There could not have been a better time for this matter to be taken on the Adjournment. While the country is being battered by storms and floods, a small army of people turn up in hail, rain and snow at schools throughout the country to ensure that children can safely cross the road at the beginning of their journey home. The job is done mainly by women who are described as "lollipop ladies" but whose official title is school traffic warden. It is not a glamorous job and only pays about £70 per week. However, it is a vitally important task. Up to this year when schools closed for the summer holidays, the school traffic wardens signed on at the local employment exchange and received payment. I presume that in the Minister's reply I will be told that people who sign on at such exchanges must be actively seeking employment, and I am aware that is one of the criteria laid down. However, in practice, what happened up to this year was that, very sensibly and practically, the people processing the claims in the local labour exchanges realised the value of the work these people were doing and simply paid them the benefit for the duration of the summer holidays. That system operated until this year when a number of the women working as "lollipop ladies" were told that they had to actively seek full-time employment.
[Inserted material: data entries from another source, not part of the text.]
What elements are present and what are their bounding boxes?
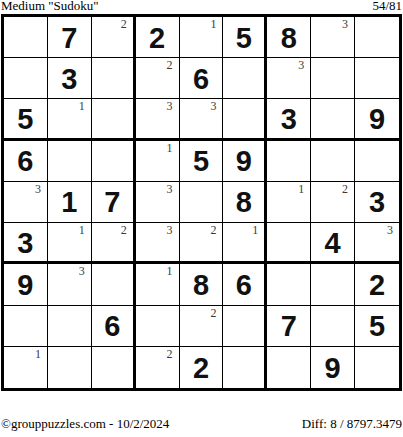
- cell-r7c4[interactable]: 1: [136, 264, 180, 305]
- cell-r6c6[interactable]: 1: [223, 223, 267, 264]
- pencil-mark: 2: [167, 347, 173, 362]
- cell-r6c2[interactable]: 1: [48, 223, 92, 264]
- difficulty-text: Diff: 8 / 8797.3479: [302, 416, 402, 432]
- pencil-mark: 3: [167, 182, 173, 197]
- cell-r8c6[interactable]: [223, 306, 267, 347]
- cell-r7c3[interactable]: [92, 264, 136, 305]
- pencil-mark: 3: [342, 17, 348, 32]
- pencil-mark: 3: [298, 58, 304, 73]
- cell-value: 8: [180, 264, 223, 304]
- cell-r8c1[interactable]: [4, 306, 48, 347]
- cell-r9c4[interactable]: 2: [136, 347, 180, 388]
- cell-r2c9[interactable]: [355, 58, 399, 99]
- cell-r9c9[interactable]: [355, 347, 399, 388]
- pencil-mark: 3: [167, 99, 173, 114]
- cell-r8c4[interactable]: [136, 306, 180, 347]
- cell-r1c8[interactable]: 3: [311, 17, 355, 58]
- cell-value: 7: [92, 182, 133, 222]
- cell-r1c6[interactable]: 5: [223, 17, 267, 58]
- cell-r7c2[interactable]: 3: [48, 264, 92, 305]
- cell-r2c7[interactable]: 3: [267, 58, 311, 99]
- cell-r6c4[interactable]: 3: [136, 223, 180, 264]
- cell-r4c6[interactable]: 9: [223, 141, 267, 182]
- cell-value: 5: [4, 99, 47, 137]
- cell-value: 9: [223, 141, 264, 181]
- cell-value: 2: [355, 264, 399, 304]
- pencil-mark: 2: [121, 223, 127, 238]
- pencil-mark: 3: [210, 99, 216, 114]
- sudoku-board: 7221583326351333961593173812331232143931…: [1, 14, 402, 391]
- cell-r5c5[interactable]: [180, 182, 224, 223]
- cell-r3c3[interactable]: [92, 99, 136, 140]
- cell-value: 3: [48, 58, 91, 98]
- cell-value: 5: [223, 17, 264, 57]
- cell-value: 9: [355, 99, 399, 137]
- cell-r9c6[interactable]: [223, 347, 267, 388]
- header: Medium "Sudoku" 54/81: [1, 0, 402, 14]
- cell-r5c9[interactable]: 3: [355, 182, 399, 223]
- cell-r4c4[interactable]: 1: [136, 141, 180, 182]
- pencil-mark: 2: [210, 306, 216, 321]
- cell-value: 2: [180, 347, 223, 388]
- cell-r1c4[interactable]: 2: [136, 17, 180, 58]
- cell-value: 9: [311, 347, 354, 388]
- cell-r2c2[interactable]: 3: [48, 58, 92, 99]
- cell-r3c7[interactable]: 3: [267, 99, 311, 140]
- cell-r8c8[interactable]: [311, 306, 355, 347]
- cell-value: 1: [48, 182, 91, 222]
- cell-r6c7[interactable]: [267, 223, 311, 264]
- cell-r7c1[interactable]: 9: [4, 264, 48, 305]
- footer: ©grouppuzzles.com - 10/2/2024 Diff: 8 / …: [1, 416, 402, 432]
- cell-r3c8[interactable]: [311, 99, 355, 140]
- cell-r1c9[interactable]: [355, 17, 399, 58]
- cell-r7c7[interactable]: [267, 264, 311, 305]
- cell-r8c3[interactable]: 6: [92, 306, 136, 347]
- cell-r1c7[interactable]: 8: [267, 17, 311, 58]
- cell-value: 5: [355, 306, 399, 346]
- cell-r7c9[interactable]: 2: [355, 264, 399, 305]
- cell-r4c5[interactable]: 5: [180, 141, 224, 182]
- cell-r4c9[interactable]: [355, 141, 399, 182]
- credit-text: ©grouppuzzles.com - 10/2/2024: [1, 416, 169, 432]
- cell-r3c2[interactable]: 1: [48, 99, 92, 140]
- cell-r2c4[interactable]: 2: [136, 58, 180, 99]
- pencil-mark: 3: [167, 223, 173, 238]
- cell-r9c2[interactable]: [48, 347, 92, 388]
- cell-r3c1[interactable]: 5: [4, 99, 48, 140]
- cell-r5c3[interactable]: 7: [92, 182, 136, 223]
- pencil-mark: 1: [35, 347, 41, 362]
- cell-r8c9[interactable]: 5: [355, 306, 399, 347]
- pencil-mark: 1: [79, 223, 85, 238]
- cell-r9c7[interactable]: [267, 347, 311, 388]
- progress-counter: 54/81: [372, 0, 402, 13]
- cell-r2c8[interactable]: [311, 58, 355, 99]
- pencil-mark: 3: [387, 223, 393, 238]
- cell-r1c5[interactable]: 1: [180, 17, 224, 58]
- cell-r8c2[interactable]: [48, 306, 92, 347]
- pencil-mark: 1: [252, 223, 258, 238]
- cell-value: 6: [92, 306, 133, 346]
- cell-r4c2[interactable]: [48, 141, 92, 182]
- pencil-mark: 2: [210, 223, 216, 238]
- pencil-mark: 2: [167, 58, 173, 73]
- pencil-mark: 1: [210, 17, 216, 32]
- pencil-mark: 1: [167, 264, 173, 279]
- cell-r4c1[interactable]: 6: [4, 141, 48, 182]
- cell-value: 3: [4, 223, 47, 261]
- cell-r1c1[interactable]: [4, 17, 48, 58]
- cell-value: 8: [223, 182, 264, 222]
- cell-r4c7[interactable]: [267, 141, 311, 182]
- cell-value: 7: [267, 306, 310, 346]
- cell-value: 7: [48, 17, 91, 57]
- cell-r9c1[interactable]: 1: [4, 347, 48, 388]
- cell-r6c8[interactable]: 4: [311, 223, 355, 264]
- cell-r3c5[interactable]: 3: [180, 99, 224, 140]
- cell-r4c8[interactable]: [311, 141, 355, 182]
- cell-r5c7[interactable]: 1: [267, 182, 311, 223]
- cell-r5c2[interactable]: 1: [48, 182, 92, 223]
- cell-r4c3[interactable]: [92, 141, 136, 182]
- cell-r5c6[interactable]: 8: [223, 182, 267, 223]
- cell-r9c5[interactable]: 2: [180, 347, 224, 388]
- cell-r5c8[interactable]: 2: [311, 182, 355, 223]
- cell-r9c8[interactable]: 9: [311, 347, 355, 388]
- cell-value: 2: [136, 17, 179, 57]
- cell-r2c5[interactable]: 6: [180, 58, 224, 99]
- cell-value: 6: [180, 58, 223, 98]
- cell-r2c3[interactable]: [92, 58, 136, 99]
- puzzle-page: Medium "Sudoku" 54/81 722158332635133396…: [0, 0, 403, 437]
- cell-r5c4[interactable]: 3: [136, 182, 180, 223]
- pencil-mark: 3: [79, 264, 85, 279]
- cell-r6c9[interactable]: 3: [355, 223, 399, 264]
- pencil-mark: 2: [342, 182, 348, 197]
- cell-r8c7[interactable]: 7: [267, 306, 311, 347]
- page-title: Medium "Sudoku": [1, 0, 99, 13]
- cell-value: 3: [267, 99, 310, 137]
- cell-r1c2[interactable]: 7: [48, 17, 92, 58]
- cell-r2c6[interactable]: [223, 58, 267, 99]
- cell-r7c5[interactable]: 8: [180, 264, 224, 305]
- cell-r3c9[interactable]: 9: [355, 99, 399, 140]
- cell-r2c1[interactable]: [4, 58, 48, 99]
- cell-r3c6[interactable]: [223, 99, 267, 140]
- cell-value: 9: [4, 264, 47, 304]
- cell-r7c6[interactable]: 6: [223, 264, 267, 305]
- cell-r1c3[interactable]: 2: [92, 17, 136, 58]
- cell-value: 5: [180, 141, 223, 181]
- pencil-mark: 2: [121, 17, 127, 32]
- pencil-mark: 1: [167, 141, 173, 156]
- cell-r3c4[interactable]: 3: [136, 99, 180, 140]
- cell-value: 6: [223, 264, 264, 304]
- cell-r8c5[interactable]: 2: [180, 306, 224, 347]
- cell-value: 8: [267, 17, 310, 57]
- pencil-mark: 1: [79, 99, 85, 114]
- pencil-mark: 3: [35, 182, 41, 197]
- pencil-mark: 1: [298, 182, 304, 197]
- cell-r6c1[interactable]: 3: [4, 223, 48, 264]
- cell-value: 4: [311, 223, 354, 261]
- cell-r5c1[interactable]: 3: [4, 182, 48, 223]
- cell-value: 6: [4, 141, 47, 181]
- cell-r6c3[interactable]: 2: [92, 223, 136, 264]
- cell-r6c5[interactable]: 2: [180, 223, 224, 264]
- cell-value: 3: [355, 182, 399, 222]
- cell-r9c3[interactable]: [92, 347, 136, 388]
- cell-r7c8[interactable]: [311, 264, 355, 305]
Prior to the change in their entitlement to benefit, there was already a crisis in local authorities concerning people who were available and willing to take up work as school traffic wardens. As a result of what I have been told about the changes in the way in which these people are dealt with, that crisis will become more evident as time goes on.
The Minister for Education and Science or the Minister for Social, Community and Family Affairs or both will have to address this issue. If we continue to deal with it the way it was dealt with this summer, it will force women, who in the main do this job, to seek employment in McDonalds or Intel or wherever they can get employment. They will be reluctant as a result to return to the job they were doing because it is not easy. They turn out in the worst possible weathers and do a very important and responsible job. If they do not turn out, it will mean local authorities, the Minister for Education and Science and schools throughout the country will be faced with a crisis with regard to how children will get across the road safely.
Either the Minister for Social, Community and Family Affairs recognises the precedent throughout previous summers and allows these people to sign on and receive their benefit or the Minister for Education and Science accepts that that is not appropriate and that they cannot be available for and actively seeking work during the summer and must return to work in September. If that is the case, there is a responsibility on the Minister for Education and Science to pay these people during the summer months they do not work as school wardens. They do not do so not because they do not want to but because the job is not there for them during the summer. They sign on, collect meagre benefit during the summer and go back to the job they enjoy.
It is an important job and not just from the point of view of the safety of children getting across the road. I know from my experience and from my involvement and friendship with women who are school wardens that children often speak to the school warden, the "lollipop lady", about problems and concerns they have which they might not approach other people with.
What happened this summer, where a large number of school wardens – lollipop ladies – were told they would not be paid during the summer, to go and get full-time employment or to hang around without being paid and return and do a very valuable job, is not acceptable. It should and must be addressed before the Christmas holidays and before it becomes a crisis for schools.